Özellikle İslam ümmeti Hz. Muhammed (s.a.a) ve ailesinin (a.s) temsil ettiği temel yasama kaynaklarından uzaklaştıktan sonra tevil operasyonları da yapılarak ana hedefe ulaşılması engellendi. Böylece düşman karşısında ümmetteki boşluklar ve açıklar çoğaldı.

Ehemmiyeti, konumu ve rolü Kur'an-ı Kerim'den ayrı olmayan ve bu savaş nereye yönelirse yönelsin hedef haline getirilen ikinci unsur ise, Peygamber efendimizin (s.a.a) pâk sünnetidir. Zira hadisi şeriflerde, sonradan eklentiler yapmak, tahrif etmek ve tevil ile manasını bozmak açısından Kur’an-ı Kerîm’den daha uygun bir zemin bulunmuştur.

Bu iki temel unsurun yanı sıra, düşmanın gözünü diktiği bir diğer önemli unsur da, ümmetin yaşaması, bekası ve devamı ile varlığının devamı, bağışıklığı ve düşmanlardan korunmasında büyük ve etkin rolü olan, yokluğunda ümmetin kontrol altına alındığı maddi ve manevi medeniyettir.

İslam düşmanları, bu unsuru ortadan kaldırmanın ümmetin parçaları arasında büyük bir boşluk veya ayrım yaratacağını ve bunun da kültürel etki açısından kesin, büyük bir etkiyi beraberinde getireceğini kuşkusuz çok iyi biliyor. Yeni nesiller kendi tarih ve medeniyetlerinden, önceki nesillerin kültür ve ilimlerinden ayrıldığında, kendilerine sunulan her kültüre yem olacak, onları manipüle etmek ve istenilen istikamette zorlanmadan yönlendirmek kolay olacaktır.

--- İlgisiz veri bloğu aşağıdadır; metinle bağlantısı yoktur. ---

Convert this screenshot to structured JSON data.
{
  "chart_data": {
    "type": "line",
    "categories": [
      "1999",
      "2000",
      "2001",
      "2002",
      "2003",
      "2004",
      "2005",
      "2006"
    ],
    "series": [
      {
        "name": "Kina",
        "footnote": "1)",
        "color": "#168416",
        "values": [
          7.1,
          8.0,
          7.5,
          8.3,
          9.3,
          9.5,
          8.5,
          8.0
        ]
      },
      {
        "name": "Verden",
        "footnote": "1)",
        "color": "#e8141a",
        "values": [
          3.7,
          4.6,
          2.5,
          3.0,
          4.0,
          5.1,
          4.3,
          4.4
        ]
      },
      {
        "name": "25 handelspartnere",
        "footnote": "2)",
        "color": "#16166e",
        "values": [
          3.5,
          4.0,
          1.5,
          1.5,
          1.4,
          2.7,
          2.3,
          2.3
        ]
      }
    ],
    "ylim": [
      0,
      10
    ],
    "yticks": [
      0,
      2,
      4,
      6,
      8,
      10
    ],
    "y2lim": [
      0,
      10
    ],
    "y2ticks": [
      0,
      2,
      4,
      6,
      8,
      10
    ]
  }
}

Tüm bunlardan dolayı, İslam ümmeti geri dönmek ve dünyadaki fikri ve kültürel etkisini yeniden tesis etmek istiyorsa, önce kendi kültürel ve dini mirasını, İslam'ın hak yolundan sapan ve insan tabiatının reddettiği her şeyden arındırmalıdır. Bu, Yüce Allah’ın (c.c) Peygamberi'ne (s.a.a) vahyettiği muhkem İslami kaide ve kanunlara dönmeden mümkün olmayabilir.